Jill’s power to save Joe Biden in 2024, censors never stop
From the left: The Censors Never Stop
“Substack is under attack again,” grins Racket News’ Matt Taibbi, as Atlantic writer Jonathan Katz argues for “deplatforming Substack contributors he doesn’t like.” Of 17,000-plus writers, Katz cites “16 whole sites, he says, that deploy some variation of a swastika on Substack, and despite these being both legal and a complete non-factor in the national discussion, their existence cannot be tolerated.” Facing past furors over “transphobia” and “anti-vaccine sentiment,” Substack’s leaders “have proven they won’t let outside groups dictate to them about content. This is why contributors like me, who have a lot to worry about on this front, are loyal.” Censorship is “always about who gets the power to evaluate, not what’s being censored. The choice isn’t between getting rid of a few obvious Nazis, or not. It’s between giving someone like Jonathan Katz . . . sweeping power over content or not. Americans have always understood the second danger to be scarier, for good reason.”
Culture critics: Give — With Due Diligence
“The pressure to give money without strings attached has been growing,” report James Piereson & Naomi Schaefer Riley at City Journal. “Benchmarks for success” and “due diligence have become passé, or even a sign of structural racism; the often-white donors should simply trust leaders of color to make decisions for themselves.” Yet “donors have lavished hundreds of millions” on “groups like Black Lives Matter, only to see most or all of those funds wasted or stolen.” That, and the current trend of “pulling funds from Harvard, Penn, MIT, and other schools” over antisemitism, prove “that donors should exercise diligence in awarding grants and evaluating them after the fact” — to build trust and ensure their purposes are carried out.
Centrist: Choosing Merit Over Race
“My grandparents and parents had every reason not to marry across the color line,” cheers Eli Steele at Newsweek, “but they chose love over their racial order.” He was later “faced with another kind of racial order,” told to “just check the box and you’ll get the upper hand.” Yet “checking the ‘black’ box on college applications would have forced me to enter what I call the Minority State of Mind,” a narrow “identity based on the politics of race.” “I pursued the path of merit” to avoid any race-based “claim over me.” His black grandfather, “a founding member of the Congress of Racial Equality,” rose “from poverty to a solid lower-middle class life despite living under segregation.” Why “betray this admirable progress for the empty promise of skin color”?

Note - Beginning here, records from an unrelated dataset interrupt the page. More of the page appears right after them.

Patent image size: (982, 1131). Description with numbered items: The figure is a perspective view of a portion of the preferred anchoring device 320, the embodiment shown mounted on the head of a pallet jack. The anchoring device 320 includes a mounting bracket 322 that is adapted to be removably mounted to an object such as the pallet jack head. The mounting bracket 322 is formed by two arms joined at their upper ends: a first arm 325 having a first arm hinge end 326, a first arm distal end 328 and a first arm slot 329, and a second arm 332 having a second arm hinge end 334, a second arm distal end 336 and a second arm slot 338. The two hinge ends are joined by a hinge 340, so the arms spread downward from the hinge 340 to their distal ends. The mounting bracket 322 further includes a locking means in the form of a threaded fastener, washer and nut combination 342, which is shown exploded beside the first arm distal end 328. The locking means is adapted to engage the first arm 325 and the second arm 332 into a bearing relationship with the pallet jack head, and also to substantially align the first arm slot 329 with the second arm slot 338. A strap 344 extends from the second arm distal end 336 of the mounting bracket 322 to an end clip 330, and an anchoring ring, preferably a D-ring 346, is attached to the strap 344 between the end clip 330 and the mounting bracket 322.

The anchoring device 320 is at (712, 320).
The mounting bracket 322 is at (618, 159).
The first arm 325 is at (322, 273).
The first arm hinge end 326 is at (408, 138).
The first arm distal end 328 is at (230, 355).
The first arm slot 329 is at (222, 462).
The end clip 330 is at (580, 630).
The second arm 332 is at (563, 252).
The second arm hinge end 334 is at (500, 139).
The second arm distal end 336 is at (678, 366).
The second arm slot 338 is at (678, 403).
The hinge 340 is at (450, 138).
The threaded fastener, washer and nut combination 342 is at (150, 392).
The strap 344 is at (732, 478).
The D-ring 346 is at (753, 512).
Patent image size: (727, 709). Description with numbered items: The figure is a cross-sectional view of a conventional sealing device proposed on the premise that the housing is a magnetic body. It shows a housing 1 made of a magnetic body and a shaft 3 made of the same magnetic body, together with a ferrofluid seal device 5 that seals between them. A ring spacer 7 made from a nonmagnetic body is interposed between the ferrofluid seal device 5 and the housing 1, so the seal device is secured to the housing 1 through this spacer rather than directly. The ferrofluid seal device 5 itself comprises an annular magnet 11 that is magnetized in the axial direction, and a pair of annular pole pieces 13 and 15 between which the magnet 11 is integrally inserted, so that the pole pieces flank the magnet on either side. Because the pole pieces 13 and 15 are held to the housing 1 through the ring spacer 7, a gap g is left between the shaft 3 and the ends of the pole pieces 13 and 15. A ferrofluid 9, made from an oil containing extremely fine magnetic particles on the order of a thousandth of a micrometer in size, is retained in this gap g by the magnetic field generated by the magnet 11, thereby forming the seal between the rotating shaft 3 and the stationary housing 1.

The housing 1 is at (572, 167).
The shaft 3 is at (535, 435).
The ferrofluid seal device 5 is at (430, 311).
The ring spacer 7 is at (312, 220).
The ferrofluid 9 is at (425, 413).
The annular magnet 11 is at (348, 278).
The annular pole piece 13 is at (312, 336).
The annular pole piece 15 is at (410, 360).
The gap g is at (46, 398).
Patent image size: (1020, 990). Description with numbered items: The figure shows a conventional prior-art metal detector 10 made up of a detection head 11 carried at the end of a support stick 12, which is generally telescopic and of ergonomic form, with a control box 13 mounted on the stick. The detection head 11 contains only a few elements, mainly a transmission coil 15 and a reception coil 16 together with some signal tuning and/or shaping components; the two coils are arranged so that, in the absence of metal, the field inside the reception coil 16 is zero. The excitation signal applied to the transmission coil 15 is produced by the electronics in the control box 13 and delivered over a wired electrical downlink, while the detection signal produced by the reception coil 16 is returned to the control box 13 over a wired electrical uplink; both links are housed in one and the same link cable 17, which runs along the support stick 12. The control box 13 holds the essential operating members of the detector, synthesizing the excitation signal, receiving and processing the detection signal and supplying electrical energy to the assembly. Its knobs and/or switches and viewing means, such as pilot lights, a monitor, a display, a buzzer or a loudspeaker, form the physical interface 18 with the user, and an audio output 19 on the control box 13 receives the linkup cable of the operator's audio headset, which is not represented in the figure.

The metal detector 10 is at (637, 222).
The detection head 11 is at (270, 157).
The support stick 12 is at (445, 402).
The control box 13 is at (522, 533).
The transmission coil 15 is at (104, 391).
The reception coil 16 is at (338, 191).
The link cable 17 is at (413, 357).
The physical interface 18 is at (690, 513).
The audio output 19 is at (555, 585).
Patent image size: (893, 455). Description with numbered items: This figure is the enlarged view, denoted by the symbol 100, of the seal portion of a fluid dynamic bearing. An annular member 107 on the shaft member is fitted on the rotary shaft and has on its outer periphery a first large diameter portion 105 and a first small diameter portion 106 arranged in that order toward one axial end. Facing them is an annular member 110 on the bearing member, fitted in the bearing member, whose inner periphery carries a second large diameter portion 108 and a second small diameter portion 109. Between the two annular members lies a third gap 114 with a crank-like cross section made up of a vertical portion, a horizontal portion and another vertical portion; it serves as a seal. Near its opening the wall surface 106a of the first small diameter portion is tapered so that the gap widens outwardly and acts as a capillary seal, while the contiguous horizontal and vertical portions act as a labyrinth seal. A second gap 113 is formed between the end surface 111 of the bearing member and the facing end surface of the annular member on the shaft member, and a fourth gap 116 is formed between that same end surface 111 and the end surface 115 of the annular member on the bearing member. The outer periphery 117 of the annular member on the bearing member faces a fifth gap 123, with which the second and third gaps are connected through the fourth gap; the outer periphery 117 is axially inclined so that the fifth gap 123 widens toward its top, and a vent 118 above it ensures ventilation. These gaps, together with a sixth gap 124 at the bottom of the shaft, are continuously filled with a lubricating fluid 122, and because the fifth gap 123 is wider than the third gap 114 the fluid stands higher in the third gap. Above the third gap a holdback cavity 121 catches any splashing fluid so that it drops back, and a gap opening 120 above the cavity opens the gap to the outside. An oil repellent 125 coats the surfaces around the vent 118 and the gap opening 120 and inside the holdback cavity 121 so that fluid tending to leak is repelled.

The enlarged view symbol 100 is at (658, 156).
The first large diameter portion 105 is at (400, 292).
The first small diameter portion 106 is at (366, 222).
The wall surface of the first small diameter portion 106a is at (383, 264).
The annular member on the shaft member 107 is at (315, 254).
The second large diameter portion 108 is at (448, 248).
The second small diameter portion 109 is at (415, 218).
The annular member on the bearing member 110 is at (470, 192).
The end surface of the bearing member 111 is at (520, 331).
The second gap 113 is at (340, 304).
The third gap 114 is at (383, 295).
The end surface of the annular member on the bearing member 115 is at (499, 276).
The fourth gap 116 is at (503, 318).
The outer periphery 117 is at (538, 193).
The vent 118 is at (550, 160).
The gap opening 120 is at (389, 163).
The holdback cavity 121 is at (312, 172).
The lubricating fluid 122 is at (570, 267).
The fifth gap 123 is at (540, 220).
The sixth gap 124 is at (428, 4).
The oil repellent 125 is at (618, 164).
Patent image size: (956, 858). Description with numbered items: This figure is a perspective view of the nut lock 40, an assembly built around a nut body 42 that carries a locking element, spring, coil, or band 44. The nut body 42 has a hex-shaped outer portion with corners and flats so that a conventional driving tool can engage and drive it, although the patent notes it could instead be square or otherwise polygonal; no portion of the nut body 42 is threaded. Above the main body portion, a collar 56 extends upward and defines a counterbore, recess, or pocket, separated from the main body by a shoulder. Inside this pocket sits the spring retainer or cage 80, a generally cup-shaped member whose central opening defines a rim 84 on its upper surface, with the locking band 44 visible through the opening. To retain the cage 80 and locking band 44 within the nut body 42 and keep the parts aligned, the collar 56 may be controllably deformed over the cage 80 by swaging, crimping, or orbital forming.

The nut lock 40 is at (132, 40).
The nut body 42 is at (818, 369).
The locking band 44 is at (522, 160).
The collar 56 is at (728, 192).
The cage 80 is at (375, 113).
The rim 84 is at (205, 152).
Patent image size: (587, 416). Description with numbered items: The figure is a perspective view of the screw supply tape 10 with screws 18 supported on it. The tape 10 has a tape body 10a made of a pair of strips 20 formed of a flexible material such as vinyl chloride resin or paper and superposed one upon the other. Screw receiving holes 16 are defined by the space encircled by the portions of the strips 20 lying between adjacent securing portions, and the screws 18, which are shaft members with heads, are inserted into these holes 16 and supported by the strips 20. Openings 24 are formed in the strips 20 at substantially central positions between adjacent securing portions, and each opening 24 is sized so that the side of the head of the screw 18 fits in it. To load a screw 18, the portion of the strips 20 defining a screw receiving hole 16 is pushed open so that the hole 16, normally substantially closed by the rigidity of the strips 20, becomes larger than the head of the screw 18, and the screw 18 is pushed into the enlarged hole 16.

From the right: Jill’s Power To Save Joe in 2024
First Lady Jill Biden is the only “person in the country who might be able to dissuade President Biden from seeking a second term,” argues Douglas MacKinnon at The Hill. “Every single Republican or conservative I know is hoping and praying that Biden is the Democratic nominee in 2024,” while “every single Democrat I know is hoping that Biden steps aside.” Biden family members are “now regularly being dragged into the webs of corruption or influence peddling,” while Joe’s “alleged cognitive issues . . . now regularly produce ‘Biden’s Senior Moment of the Week’ video clips.” “At what point does someone with influence within the Biden family cry ‘uncle’ to save the president and the family further embarrassment?”
Ed desk: US School Failure Hurts Us All
“The latest findings from the Program for International Student Assessment are nothing short of alarming,” warns Bloomberg’s Michael R. Bloomberg. “US math scores fell by 13 points between 2018 and 2022”; “just 7% of 15-year-olds scored in the highest two levels.” “US students need more classroom instruction to make up for pandemic learning loss.” We must “bolster teacher quality, adopt more rigorous instructional materials and promote greater competition” via charters — not shy “from imposing more accountability on educators.” US failure to “keep pace with the rest of the world” in schools will leave us “poorer, less competitive and more unequal. Only voters can save the country from that fate.”